A Associação Brasileira das Empresas de Transporte Terrestre de Passageiros (Abrati), responsável por muitas das ações judiciais contra a Buser, argumenta que o transporte rodoviário de passageiros é um serviço público por definição constitucional. Por isso, depende de autorização do poder público e do cumprimento da legislação e das normas das agências reguladoras. Como a Buser não segue tais regras, sua atividade representaria concorrência desleal às empresas que se submetem às normas da Agência Nacional de Transportes Terrestres (ANTT).
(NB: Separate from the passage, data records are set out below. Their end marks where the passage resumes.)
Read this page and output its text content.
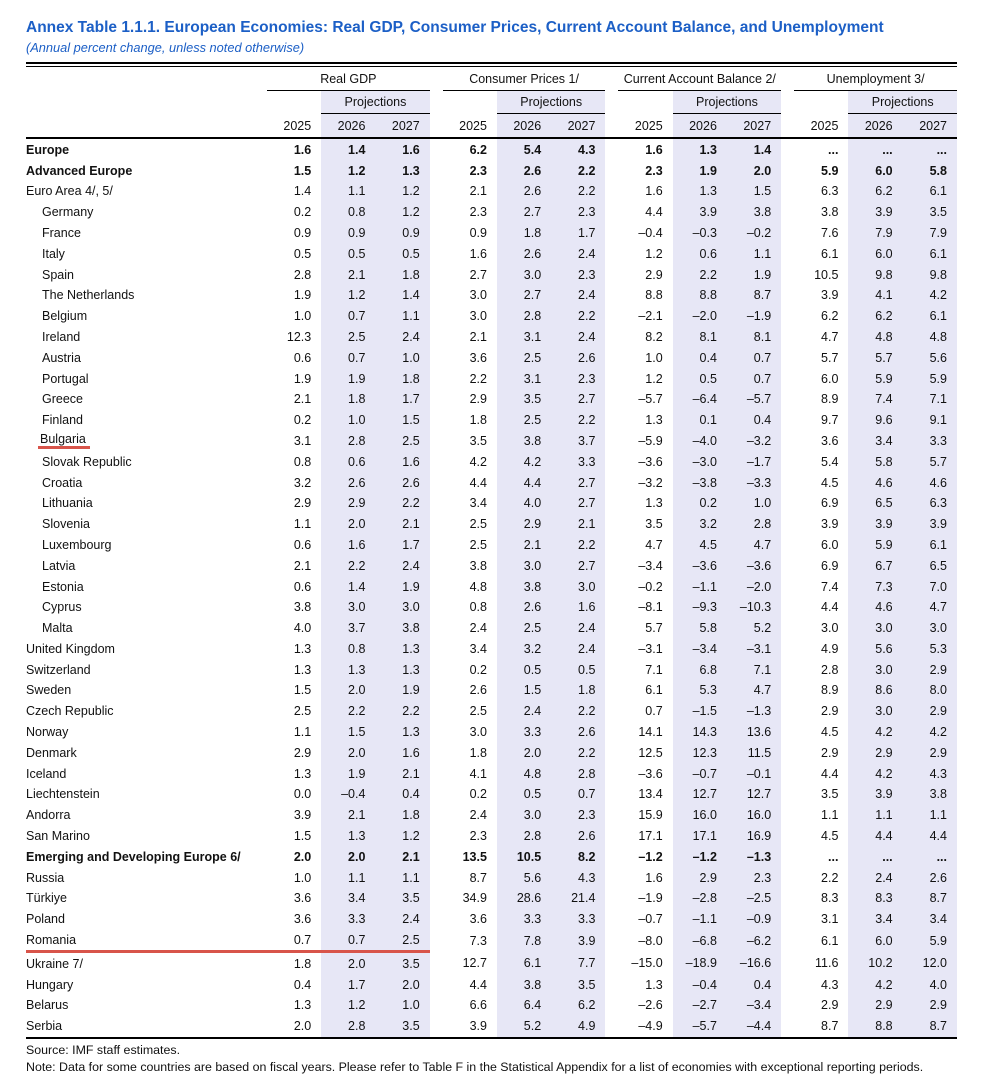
Annex Table 1.1.1. European Economies: Real GDP, Consumer Prices, Current Account Balance, and Unemployment
(Annual percent change, unless noted otherwise)
	Real GDP				Consumer Prices 1/				Current Account Balance 2/				Unemployment 3/		
		Projections				Projections				Projections				Projections	
	2025	2026	2027		2025	2026	2027		2025	2026	2027		2025	2026	2027
Europe	1.6	1.4	1.6		6.2	5.4	4.3		1.6	1.3	1.4		...	...	...
Advanced Europe	1.5	1.2	1.3		2.3	2.6	2.2		2.3	1.9	2.0		5.9	6.0	5.8
Euro Area 4/, 5/	1.4	1.1	1.2		2.1	2.6	2.2		1.6	1.3	1.5		6.3	6.2	6.1
Germany	0.2	0.8	1.2		2.3	2.7	2.3		4.4	3.9	3.8		3.8	3.9	3.5
France	0.9	0.9	0.9		0.9	1.8	1.7		–0.4	–0.3	–0.2		7.6	7.9	7.9
Italy	0.5	0.5	0.5		1.6	2.6	2.4		1.2	0.6	1.1		6.1	6.0	6.1
Spain	2.8	2.1	1.8		2.7	3.0	2.3		2.9	2.2	1.9		10.5	9.8	9.8
The Netherlands	1.9	1.2	1.4		3.0	2.7	2.4		8.8	8.8	8.7		3.9	4.1	4.2
Belgium	1.0	0.7	1.1		3.0	2.8	2.2		–2.1	–2.0	–1.9		6.2	6.2	6.1
Ireland	12.3	2.5	2.4		2.1	3.1	2.4		8.2	8.1	8.1		4.7	4.8	4.8
Austria	0.6	0.7	1.0		3.6	2.5	2.6		1.0	0.4	0.7		5.7	5.7	5.6
Portugal	1.9	1.9	1.8		2.2	3.1	2.3		1.2	0.5	0.7		6.0	5.9	5.9
Greece	2.1	1.8	1.7		2.9	3.5	2.7		–5.7	–6.4	–5.7		8.9	7.4	7.1
Finland	0.2	1.0	1.5		1.8	2.5	2.2		1.3	0.1	0.4		9.7	9.6	9.1
Bulgaria	3.1	2.8	2.5		3.5	3.8	3.7		–5.9	–4.0	–3.2		3.6	3.4	3.3
Slovak Republic	0.8	0.6	1.6		4.2	4.2	3.3		–3.6	–3.0	–1.7		5.4	5.8	5.7
Croatia	3.2	2.6	2.6		4.4	4.4	2.7		–3.2	–3.8	–3.3		4.5	4.6	4.6
Lithuania	2.9	2.9	2.2		3.4	4.0	2.7		1.3	0.2	1.0		6.9	6.5	6.3
Slovenia	1.1	2.0	2.1		2.5	2.9	2.1		3.5	3.2	2.8		3.9	3.9	3.9
Luxembourg	0.6	1.6	1.7		2.5	2.1	2.2		4.7	4.5	4.7		6.0	5.9	6.1
Latvia	2.1	2.2	2.4		3.8	3.0	2.7		–3.4	–3.6	–3.6		6.9	6.7	6.5
Estonia	0.6	1.4	1.9		4.8	3.8	3.0		–0.2	–1.1	–2.0		7.4	7.3	7.0
Cyprus	3.8	3.0	3.0		0.8	2.6	1.6		–8.1	–9.3	–10.3		4.4	4.6	4.7
Malta	4.0	3.7	3.8		2.4	2.5	2.4		5.7	5.8	5.2		3.0	3.0	3.0
United Kingdom	1.3	0.8	1.3		3.4	3.2	2.4		–3.1	–3.4	–3.1		4.9	5.6	5.3
Switzerland	1.3	1.3	1.3		0.2	0.5	0.5		7.1	6.8	7.1		2.8	3.0	2.9
Sweden	1.5	2.0	1.9		2.6	1.5	1.8		6.1	5.3	4.7		8.9	8.6	8.0
Czech Republic	2.5	2.2	2.2		2.5	2.4	2.2		0.7	–1.5	–1.3		2.9	3.0	2.9
Norway	1.1	1.5	1.3		3.0	3.3	2.6		14.1	14.3	13.6		4.5	4.2	4.2
Denmark	2.9	2.0	1.6		1.8	2.0	2.2		12.5	12.3	11.5		2.9	2.9	2.9
Iceland	1.3	1.9	2.1		4.1	4.8	2.8		–3.6	–0.7	–0.1		4.4	4.2	4.3
Liechtenstein	0.0	–0.4	0.4		0.2	0.5	0.7		13.4	12.7	12.7		3.5	3.9	3.8
Andorra	3.9	2.1	1.8		2.4	3.0	2.3		15.9	16.0	16.0		1.1	1.1	1.1
San Marino	1.5	1.3	1.2		2.3	2.8	2.6		17.1	17.1	16.9		4.5	4.4	4.4
Emerging and Developing Europe 6/	2.0	2.0	2.1		13.5	10.5	8.2		–1.2	–1.2	–1.3		...	...	...
Russia	1.0	1.1	1.1		8.7	5.6	4.3		1.6	2.9	2.3		2.2	2.4	2.6
Türkiye	3.6	3.4	3.5		34.9	28.6	21.4		–1.9	–2.8	–2.5		8.3	8.3	8.7
Poland	3.6	3.3	2.4		3.6	3.3	3.3		–0.7	–1.1	–0.9		3.1	3.4	3.4
Romania	0.7	0.7	2.5		7.3	7.8	3.9		–8.0	–6.8	–6.2		6.1	6.0	5.9
Ukraine 7/	1.8	2.0	3.5		12.7	6.1	7.7		–15.0	–18.9	–16.6		11.6	10.2	12.0
Hungary	0.4	1.7	2.0		4.4	3.8	3.5		1.3	–0.4	0.4		4.3	4.2	4.0
Belarus	1.3	1.2	1.0		6.6	6.4	6.2		–2.6	–2.7	–3.4		2.9	2.9	2.9
Serbia	2.0	2.8	3.5		3.9	5.2	4.9		–4.9	–5.7	–4.4		8.7	8.8	8.7
Source: IMF staff estimates.
Note: Data for some countries are based on fiscal years. Please refer to Table F in the Statistical Appendix for a list of economies with exceptional reporting periods.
Já a startup considera que a regulação estatal não avança na mesma velocidade das suas inovações. Também alega que as rotas não são preestabelecidas e regulares, que a prestação dos serviços não é garantida e que não há cobrança individual — somente rateio do custo total do frete.
O conflito, em muitos casos, surge na forma de questões regulatórias específicas. A principal delas é a regra do circuito fechado. O Decreto 2.521/1998 e a Resolução 4.777/2015 da ANTT determinam que as viagens por fretamento sempre devem ocorrer com o mesmo grupo de pessoas nos trajetos de ida e volta. A Buser classifica tal norma como ultrapassada, anacrônica, protecionista e anticoncorrencial.
Como acabar com as disputas?
O advogado Pedro da Cunha Ferraz, especializado em Direito Administrativo com ênfase em Direito Regulatório e Infraestrutura, levanta três formas possíveis de colocar um fim à guerra jurídica do fretamento colaborativo.
A primeira delas seria a alteração regulatória ou da política sancionatória das agências estaduais e federal. Nessa alternativa, haveria a edição de atos normativos que, por exemplo, revogassem o circuito fechado, criassem regras específicas para a modalidade ou interrompessem autuações contra a Buser e suas parceiras.
A modificação do cenário também poderia ocorrer pela via legislativa, com a aprovação de uma lei federal e/ou leis estaduais que permitissem o fretamento colaborativo. Por fim, ainda seria viável a consolidação de decisões judiciais vinculantes, já que os entendimentos atuais são limitados à primeira e à segunda instâncias.
O caminho da regulação
A maioria dos estudiosos do assunto prefere a primeira opção. O advogado Gustavo Justino de Oliveira, professor de Direito Administrativo, árbitro e consultor especializado em Direito Público, diz que cabe à ANTT rever e repensar sua regulação.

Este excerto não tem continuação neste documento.